Los ingleses le estaban poniendo cada vez más ganas al asunto, porque a esas alturas hasta ellos mismos habían comprendido que Villadarias no iba a cumplir su palabra de enviar refuerzos y suministros una vez tomásemos la posición enemiga. Donde dijo digo, etcétera. Así que nosotros nos sabíamos bien apañados con aquellos ingleses lanzándonos de todo, con casi toda la munición despachada desde hacía un buen rato.
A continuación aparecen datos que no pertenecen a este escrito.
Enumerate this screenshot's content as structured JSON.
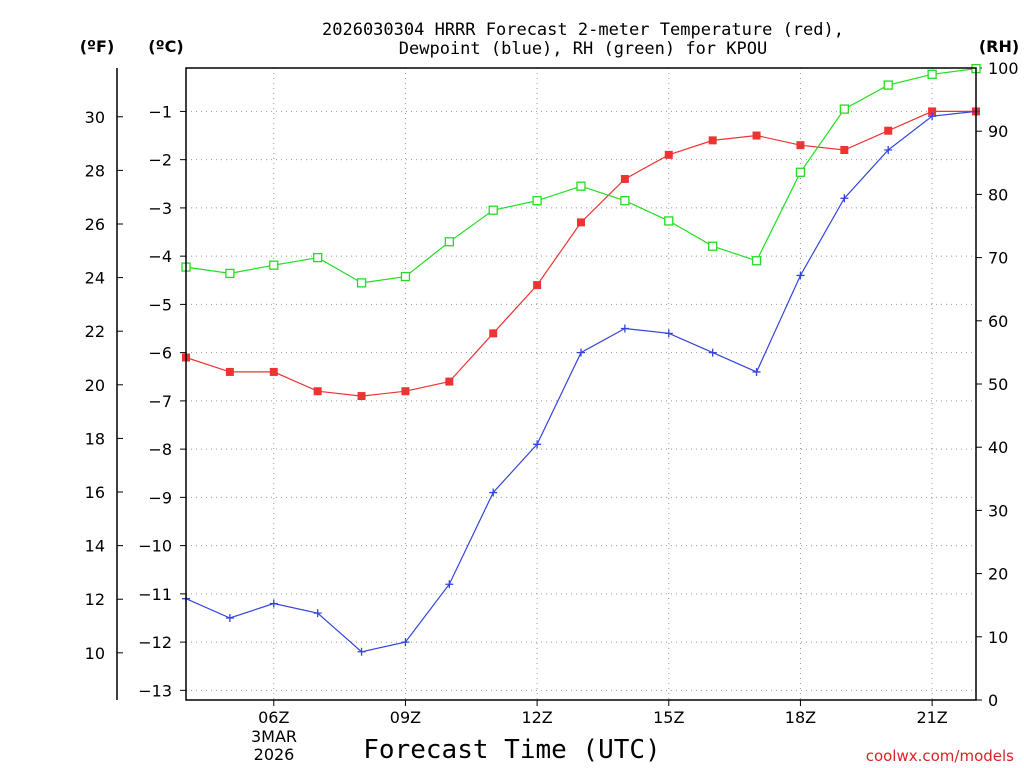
{
  "colors": {
    "temperature": "#ee3333",
    "dewpoint": "#3344dd",
    "rh": "#22dd22",
    "credit": "#dd2222",
    "grid": "#999999"
  },
  "chart_data": {
    "type": "line",
    "title_line1": "2026030304 HRRR Forecast 2-meter Temperature (red),",
    "title_line2": "Dewpoint (blue), RH (green) for KPOU",
    "xlabel": "Forecast Time (UTC)",
    "date_label_month": "3MAR",
    "date_label_year": "2026",
    "credit": "coolwx.com/models",
    "unit_labels": {
      "fahrenheit": "(ºF)",
      "celsius": "(ºC)",
      "rh": "(RH)"
    },
    "x": [
      4,
      5,
      6,
      7,
      8,
      9,
      10,
      11,
      12,
      13,
      14,
      15,
      16,
      17,
      18,
      19,
      20,
      21,
      22
    ],
    "xlim": [
      4,
      22
    ],
    "x_ticks": [
      {
        "value": 6,
        "label": "06Z"
      },
      {
        "value": 9,
        "label": "09Z"
      },
      {
        "value": 12,
        "label": "12Z"
      },
      {
        "value": 15,
        "label": "15Z"
      },
      {
        "value": 18,
        "label": "18Z"
      },
      {
        "value": 21,
        "label": "21Z"
      }
    ],
    "ylim_celsius": [
      -13.2,
      -0.1
    ],
    "ylim_rh": [
      0,
      100
    ],
    "celsius_ticks": [
      "−1",
      "−2",
      "−3",
      "−4",
      "−5",
      "−6",
      "−7",
      "−8",
      "−9",
      "−10",
      "−11",
      "−12",
      "−13"
    ],
    "celsius_tick_values": [
      -1,
      -2,
      -3,
      -4,
      -5,
      -6,
      -7,
      -8,
      -9,
      -10,
      -11,
      -12,
      -13
    ],
    "fahrenheit_ticks": [
      "30",
      "28",
      "26",
      "24",
      "22",
      "20",
      "18",
      "16",
      "14",
      "12",
      "10"
    ],
    "fahrenheit_tick_values": [
      30,
      28,
      26,
      24,
      22,
      20,
      18,
      16,
      14,
      12,
      10
    ],
    "rh_ticks": [
      "100",
      "90",
      "80",
      "70",
      "60",
      "50",
      "40",
      "30",
      "20",
      "10",
      "0"
    ],
    "rh_tick_values": [
      100,
      90,
      80,
      70,
      60,
      50,
      40,
      30,
      20,
      10,
      0
    ],
    "series": [
      {
        "name": "Temperature (°C)",
        "key": "temperature",
        "axis": "celsius",
        "marker": "filled-square",
        "values": [
          -6.1,
          -6.4,
          -6.4,
          -6.8,
          -6.9,
          -6.8,
          -6.6,
          -5.6,
          -4.6,
          -3.3,
          -2.4,
          -1.9,
          -1.6,
          -1.5,
          -1.7,
          -1.8,
          -1.4,
          -1.0,
          -1.0
        ]
      },
      {
        "name": "Dewpoint (°C)",
        "key": "dewpoint",
        "axis": "celsius",
        "marker": "plus",
        "values": [
          -11.1,
          -11.5,
          -11.2,
          -11.4,
          -12.2,
          -12.0,
          -10.8,
          -8.9,
          -7.9,
          -6.0,
          -5.5,
          -5.6,
          -6.0,
          -6.4,
          -4.4,
          -2.8,
          -1.8,
          -1.1,
          -1.0
        ]
      },
      {
        "name": "RH (%)",
        "key": "rh",
        "axis": "rh",
        "marker": "open-square",
        "values": [
          68.5,
          67.5,
          68.8,
          70.0,
          66.0,
          67.0,
          72.5,
          77.5,
          79.0,
          81.3,
          79.0,
          75.8,
          71.8,
          69.5,
          83.5,
          93.5,
          97.3,
          99.0,
          99.9
        ]
      }
    ]
  }
}
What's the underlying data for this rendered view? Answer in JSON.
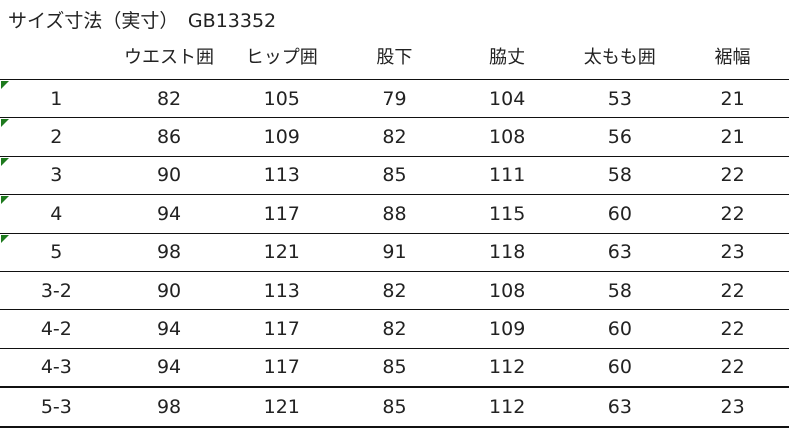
{
  "title": "サイズ寸法（実寸）　GB13352",
  "headers": [
    "",
    "ウエスト囲",
    "ヒップ囲",
    "股下",
    "脇丈",
    "太もも囲",
    "裾幅"
  ],
  "rows": [
    {
      "cells": [
        "1",
        "82",
        "105",
        "79",
        "104",
        "53",
        "21"
      ],
      "flag": true
    },
    {
      "cells": [
        "2",
        "86",
        "109",
        "82",
        "108",
        "56",
        "21"
      ],
      "flag": true
    },
    {
      "cells": [
        "3",
        "90",
        "113",
        "85",
        "111",
        "58",
        "22"
      ],
      "flag": true
    },
    {
      "cells": [
        "4",
        "94",
        "117",
        "88",
        "115",
        "60",
        "22"
      ],
      "flag": true
    },
    {
      "cells": [
        "5",
        "98",
        "121",
        "91",
        "118",
        "63",
        "23"
      ],
      "flag": true
    },
    {
      "cells": [
        "3-2",
        "90",
        "113",
        "82",
        "108",
        "58",
        "22"
      ],
      "flag": false
    },
    {
      "cells": [
        "4-2",
        "94",
        "117",
        "82",
        "109",
        "60",
        "22"
      ],
      "flag": false
    },
    {
      "cells": [
        "4-3",
        "94",
        "117",
        "85",
        "112",
        "60",
        "22"
      ],
      "flag": false
    },
    {
      "cells": [
        "5-3",
        "98",
        "121",
        "85",
        "112",
        "63",
        "23"
      ],
      "flag": false
    }
  ],
  "colors": {
    "flag": "#1e7a1e",
    "border": "#111111"
  }
}
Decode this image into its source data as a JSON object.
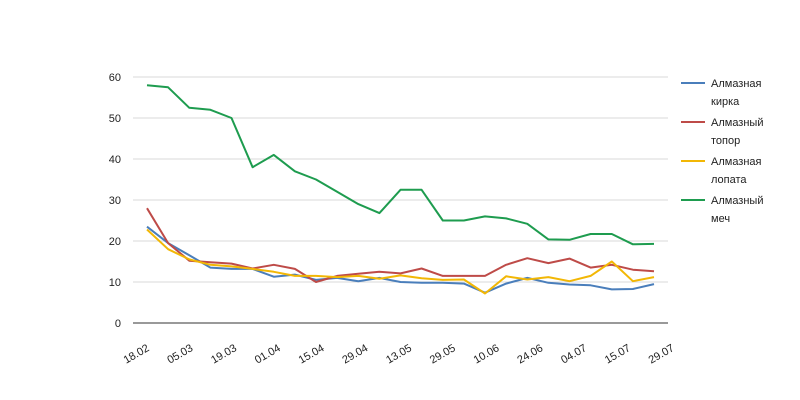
{
  "chart_data": {
    "type": "line",
    "title": "",
    "xlabel": "",
    "ylabel": "",
    "ylim": [
      0,
      60
    ],
    "yticks": [
      0,
      10,
      20,
      30,
      40,
      50,
      60
    ],
    "grid": true,
    "legend_position": "right",
    "x_tick_labels": [
      "18.02",
      "05.03",
      "19.03",
      "01.04",
      "15.04",
      "29.04",
      "13.05",
      "29.05",
      "10.06",
      "24.06",
      "04.07",
      "15.07",
      "29.07"
    ],
    "n_points": 25,
    "series": [
      {
        "name": "Алмазная кирка",
        "name_lines": [
          "Алмазная",
          "кирка"
        ],
        "color": "#4a7ebb",
        "values": [
          23.5,
          19.5,
          16.5,
          13.5,
          13.2,
          13.2,
          11.3,
          11.8,
          10.5,
          11,
          10.2,
          11,
          10,
          9.8,
          9.8,
          9.6,
          7.4,
          9.6,
          11,
          9.8,
          9.4,
          9.2,
          8.2,
          8.3,
          9.5
        ]
      },
      {
        "name": "Алмазный топор",
        "name_lines": [
          "Алмазный",
          "топор"
        ],
        "color": "#be4b48",
        "values": [
          28,
          19.5,
          15.2,
          14.8,
          14.5,
          13.3,
          14.2,
          13.2,
          10,
          11.5,
          12,
          12.5,
          12.1,
          13.3,
          11.5,
          11.5,
          11.5,
          14.2,
          15.8,
          14.6,
          15.7,
          13.5,
          14.2,
          13,
          12.6
        ]
      },
      {
        "name": "Алмазная лопата",
        "name_lines": [
          "Алмазная",
          "лопата"
        ],
        "color": "#f2b705",
        "values": [
          22.8,
          18,
          15.5,
          14.2,
          13.8,
          13.2,
          12.5,
          11.5,
          11.5,
          11.2,
          11.5,
          10.8,
          11.6,
          10.9,
          10.5,
          10.6,
          7.2,
          11.4,
          10.6,
          11.2,
          10.2,
          11.5,
          15,
          10.2,
          11.2
        ]
      },
      {
        "name": "Алмазный меч",
        "name_lines": [
          "Алмазный",
          "меч"
        ],
        "color": "#1e9c4f",
        "values": [
          58,
          57.5,
          52.5,
          52,
          50,
          38,
          41,
          37,
          35,
          32,
          29,
          26.8,
          32.5,
          32.5,
          25,
          25,
          26,
          25.5,
          24.2,
          20.4,
          20.3,
          21.7,
          21.7,
          19.2,
          19.3
        ]
      }
    ]
  }
}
Entonces el pastor, se acercó al sargento Ramírez que era el único suboficial que aun quedaba en condiciones de dar órdenes y le dijo algo al oído, asintiendo éste que, girándose a nosotros gritó:
-      ¡Nos vamos, soldados! ¡Si a alguien le queda munición que cargue el fusil y se ponga en vanguardia siguiendo al pastor! ¡A los que no, bayoneta calada y cojones grandes! ¡Vivaspaña!


Y sin más dilación, Simón Susarte, pastor de cabras natural de Gibraltar, saltó del parapeto de piedra que lo protegía y salió corriendo hacia la posición enemiga que taponaba nuestra vía de escape que no era otra que el sendero por donde habíamos entrado esa misma madrugada, agarrando por el pelo al primer inglés que se le interpuso y metiéndole por la garganta aquella navaja enorme que llevaba oculta bajo la faja, hasta que un gorgoteo de sangre le rebosó por la boca.  Aquella escena paralizó un instante a los ingleses que estaban más cerca lo que nos facilitó la tarea a los demás, que corríamos roncos de gritar para espantarnos el miedo, fuimos y le seguimos disparando a bocajarro y ensartando en nuestras bayonetas hasta que ya de noche, y dejando a muchos de los nuestros abonando para siempre las veredas ocultas del monte de Calpe, logramos salir de aquel infierno.